Now, this industry rule is being reiterated in the financial infrastructure sector, with all data in this report demonstrating that Ethereum has crossed an ecological inflection point: it commands absolute market shares in all core sectors. Institutional choices to engage in tokenized finance are not based on ideological preferences, but rather, ecosystem liquidity, composability, and mature case studies of institutional deployment are already concentrated here. Report data shows that Ethereum occupies 79.2% of active DeFi lending, 61.8% of stablecoins, 73% of token funds, and 84% of the tokenized commodities market shares among the five major public chains. Each new type of tokenized asset will further thicken the ecosystem's liquidity, continuously attracting more institutional entry; the neutral and unbiased base is the only stable and balanced solution for the industry—large financial institutions will never uniformly choose competing private chains for asset settlement. Moreover, institutions are gradually realizing that privacy interactions, access restrictions, KYC compliance, and asset transfer controls can all be achieved through privacy computing environments and permissioned token standards on Ethereum's upper layer while fully accessing public liquidity across the network; conversely, closed private chains cannot integrate the vast liquidity and diversified applications of the open ecosystem.

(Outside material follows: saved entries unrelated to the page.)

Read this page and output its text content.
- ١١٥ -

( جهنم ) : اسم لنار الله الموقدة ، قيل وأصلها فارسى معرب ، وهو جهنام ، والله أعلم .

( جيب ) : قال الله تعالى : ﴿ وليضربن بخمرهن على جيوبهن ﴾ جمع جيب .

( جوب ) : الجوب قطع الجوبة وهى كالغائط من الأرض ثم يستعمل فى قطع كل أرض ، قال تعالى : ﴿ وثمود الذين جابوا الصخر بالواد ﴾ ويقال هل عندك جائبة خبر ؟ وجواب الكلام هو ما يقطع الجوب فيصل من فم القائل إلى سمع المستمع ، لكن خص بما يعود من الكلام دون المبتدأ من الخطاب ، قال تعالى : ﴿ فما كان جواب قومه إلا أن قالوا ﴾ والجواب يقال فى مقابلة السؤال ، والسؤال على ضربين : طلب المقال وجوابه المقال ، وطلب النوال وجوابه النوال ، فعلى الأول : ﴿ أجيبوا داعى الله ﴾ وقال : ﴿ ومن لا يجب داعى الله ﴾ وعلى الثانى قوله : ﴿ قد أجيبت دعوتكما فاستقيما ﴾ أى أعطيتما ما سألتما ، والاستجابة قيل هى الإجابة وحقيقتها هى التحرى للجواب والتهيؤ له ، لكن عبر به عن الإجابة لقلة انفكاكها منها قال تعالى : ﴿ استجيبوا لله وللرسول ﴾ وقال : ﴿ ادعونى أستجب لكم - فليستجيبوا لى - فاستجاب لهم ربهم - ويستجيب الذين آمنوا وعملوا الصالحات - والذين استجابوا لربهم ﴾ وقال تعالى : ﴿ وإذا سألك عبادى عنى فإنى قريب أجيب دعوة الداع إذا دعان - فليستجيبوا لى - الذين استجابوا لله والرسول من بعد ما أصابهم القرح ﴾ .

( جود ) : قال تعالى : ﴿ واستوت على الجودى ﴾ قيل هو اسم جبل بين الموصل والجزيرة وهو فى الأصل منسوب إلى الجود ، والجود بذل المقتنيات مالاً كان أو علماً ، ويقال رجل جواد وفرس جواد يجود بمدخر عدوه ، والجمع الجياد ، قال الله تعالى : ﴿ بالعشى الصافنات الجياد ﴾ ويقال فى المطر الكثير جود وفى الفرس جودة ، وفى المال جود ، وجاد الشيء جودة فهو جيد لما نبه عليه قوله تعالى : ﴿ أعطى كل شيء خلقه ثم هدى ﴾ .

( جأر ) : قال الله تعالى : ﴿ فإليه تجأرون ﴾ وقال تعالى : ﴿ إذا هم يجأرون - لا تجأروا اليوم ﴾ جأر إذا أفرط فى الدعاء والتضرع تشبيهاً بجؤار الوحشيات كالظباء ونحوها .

After the quarter ended, institutional deployment speed further accelerated, with multiple significant moves in May: In asset management, BlackRock applied for two new tokenized funds; JPMorgan issued its second Ethereum-based money market fund JLTXX; Fidelity International launched a Moody's AAA-rated dollar liquidity fund FILQ in ERC-20 token format. In the stablecoin sector, the Japanese Blockchain Association’s yen stablecoin EJPY is set to deploy on Ethereum; a coalition of 12 major European banks (including BNP Paribas, ING, UBS, and Banco Santander) is preparing a compliant euro stablecoin.
The internet in 1990 seemed far off, but by 2005, it had become a necessity for society. If Fink’s assessment of the tokenization industry's developmental stage is accurate, the next few years may prove to be the most opportunistic phase in Ethereum's history. The team's earlier report, "Efficient Currency," proposed a core viewpoint: network fees form the intrinsic value baseline for ETH; the long-term optimistic logic is that based on improving monetary properties, ETH is expected to absorb over $30 trillion in currency storage value premium from gold and Bitcoin. Ethereum does not need to rely on high fees to establish its leading position in the industry.